Pochwała pomysłowości, czyli mandat dla Ukraińca (i nie tylko)

Doceniasz tę treść?

Każdy problem w polskim prawie pozornie musi być rozwiązany zmianą przepisów lub zaostrzeniem odpowiedzialności winnych. To prowadzi wyłącznie do komplikacji prawa. A czasami wystarczy pomyśleć i tym razem pomyśleli polscy urzędnicy…

Od lat „nierozwiązywalnym problemem” było karania kierowców ze wschodu „łapanych” przez polskie fotoradary. Na wschód wezwań do zapłaty nie wysyłano, a problem był coraz poważniejszy. Kierowcy z Litwy, Białorusi, Ukrainy uchodzą na polskich drogach za wyjątkowo brawurowych.

Przez lata kombinowano i… zasłaniano się niemożnością karania i „przeskoczenia ograniczeń”. Nie dało się i koniec. W zasadzie można było karać Litwinów (kraj z UE), ale… Już myślano o zmianie prawa, gdy… Inspekcja Transportu Drogowego zmieniła taktykę działania. Zatrzymując do rutynowej kontroli kierowcę ciężarówki ze wschodu sprawdza się, czy  nie przekroczył on prawa w ciągu ostatnich miesięcy. Jeśli przekroczył – musi opłacić mandaty wynikające z analizy fotorejestratorów. Proste? Najprostsze na świecie. Banalne wręcz. Aż dziwne, że nie robiono tego wcześniej. Ale ten banalny przykład prowadzi do trzech fundamentalnych wniosków.

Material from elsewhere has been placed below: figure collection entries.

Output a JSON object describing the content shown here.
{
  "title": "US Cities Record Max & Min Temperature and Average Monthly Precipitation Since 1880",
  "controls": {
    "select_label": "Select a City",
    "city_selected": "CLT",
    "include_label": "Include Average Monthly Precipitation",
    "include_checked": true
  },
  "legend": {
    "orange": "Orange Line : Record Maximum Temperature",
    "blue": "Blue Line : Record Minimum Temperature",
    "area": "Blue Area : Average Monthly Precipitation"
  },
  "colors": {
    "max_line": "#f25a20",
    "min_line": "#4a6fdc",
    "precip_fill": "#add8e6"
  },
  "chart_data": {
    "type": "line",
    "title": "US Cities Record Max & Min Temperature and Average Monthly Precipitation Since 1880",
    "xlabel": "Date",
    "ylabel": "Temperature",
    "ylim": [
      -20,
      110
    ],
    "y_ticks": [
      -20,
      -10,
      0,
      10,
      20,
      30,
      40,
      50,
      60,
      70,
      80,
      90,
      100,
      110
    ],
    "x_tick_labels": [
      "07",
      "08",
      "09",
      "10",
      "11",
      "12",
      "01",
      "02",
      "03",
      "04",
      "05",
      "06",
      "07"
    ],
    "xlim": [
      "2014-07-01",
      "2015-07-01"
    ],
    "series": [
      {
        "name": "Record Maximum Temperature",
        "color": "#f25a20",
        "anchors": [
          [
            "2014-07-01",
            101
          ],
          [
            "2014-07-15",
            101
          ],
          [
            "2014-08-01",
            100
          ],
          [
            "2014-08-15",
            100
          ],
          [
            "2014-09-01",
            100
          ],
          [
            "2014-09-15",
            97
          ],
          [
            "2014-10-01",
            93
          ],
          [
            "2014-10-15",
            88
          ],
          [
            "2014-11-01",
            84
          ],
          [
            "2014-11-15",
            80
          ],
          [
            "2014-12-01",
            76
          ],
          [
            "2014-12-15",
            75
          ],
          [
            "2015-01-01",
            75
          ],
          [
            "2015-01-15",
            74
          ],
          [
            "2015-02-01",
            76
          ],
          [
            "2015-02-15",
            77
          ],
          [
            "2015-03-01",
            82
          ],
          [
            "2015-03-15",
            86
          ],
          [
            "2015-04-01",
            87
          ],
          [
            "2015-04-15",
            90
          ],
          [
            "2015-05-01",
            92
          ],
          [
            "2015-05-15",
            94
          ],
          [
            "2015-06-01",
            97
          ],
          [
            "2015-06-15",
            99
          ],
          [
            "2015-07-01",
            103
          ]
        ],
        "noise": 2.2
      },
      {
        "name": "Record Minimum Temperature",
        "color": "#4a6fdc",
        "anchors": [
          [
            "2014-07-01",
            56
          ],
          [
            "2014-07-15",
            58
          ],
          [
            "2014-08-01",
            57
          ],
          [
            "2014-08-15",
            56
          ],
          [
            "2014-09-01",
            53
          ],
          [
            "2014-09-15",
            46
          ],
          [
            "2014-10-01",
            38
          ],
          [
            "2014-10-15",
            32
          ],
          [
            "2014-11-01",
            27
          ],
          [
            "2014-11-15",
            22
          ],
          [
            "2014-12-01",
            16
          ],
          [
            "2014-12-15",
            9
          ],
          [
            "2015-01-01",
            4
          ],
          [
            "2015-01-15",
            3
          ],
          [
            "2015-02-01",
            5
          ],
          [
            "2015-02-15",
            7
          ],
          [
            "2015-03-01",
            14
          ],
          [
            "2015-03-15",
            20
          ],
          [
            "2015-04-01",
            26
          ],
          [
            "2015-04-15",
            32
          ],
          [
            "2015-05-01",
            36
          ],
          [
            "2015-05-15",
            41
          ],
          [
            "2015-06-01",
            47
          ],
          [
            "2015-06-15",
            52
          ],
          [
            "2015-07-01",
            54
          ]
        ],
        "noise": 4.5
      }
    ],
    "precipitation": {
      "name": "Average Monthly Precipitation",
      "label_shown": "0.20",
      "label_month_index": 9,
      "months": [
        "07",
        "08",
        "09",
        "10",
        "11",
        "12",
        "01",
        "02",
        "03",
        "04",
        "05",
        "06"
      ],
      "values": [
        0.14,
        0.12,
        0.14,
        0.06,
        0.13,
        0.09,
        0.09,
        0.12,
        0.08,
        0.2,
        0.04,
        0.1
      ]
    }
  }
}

Po pierwsze, polskie prawo daje ogromne możliwości działania. Często urzędnik przyzwyczajony do rutyny nie chce lub nie potrafi (a może jedno i drugie) skorzystać z możliwych rozwiązań. I brnie w opowieści o niemożności i kłopotach „nie do przeskoczenia”.

Po drugie, zastanawiam się co do tej pory kontrolowano w zagranicznych ciężarówkach. Rozumiem dokumenty (w tym przewozowe), wagę pojazdów itd. Ale czemu ignorowano kwestie bezpieczeństwa. Kierowcy z zagranicy uchodzili od lat za wyjątkowo agresywnych na drogach.

Po trzecie wreszcie, ten przykład pokazuje jakie pozytywne możliwości daje cyfryzacja. Z reguły skupiamy się na zagrożeniach, inwigilacji, śledzeniu przez służby. Ale tu jest przykład inny – dzięki technologii można z łatwością wyłapywac kierowców powodujących zagrożenie na drogach. I do tej pory bezkarnych.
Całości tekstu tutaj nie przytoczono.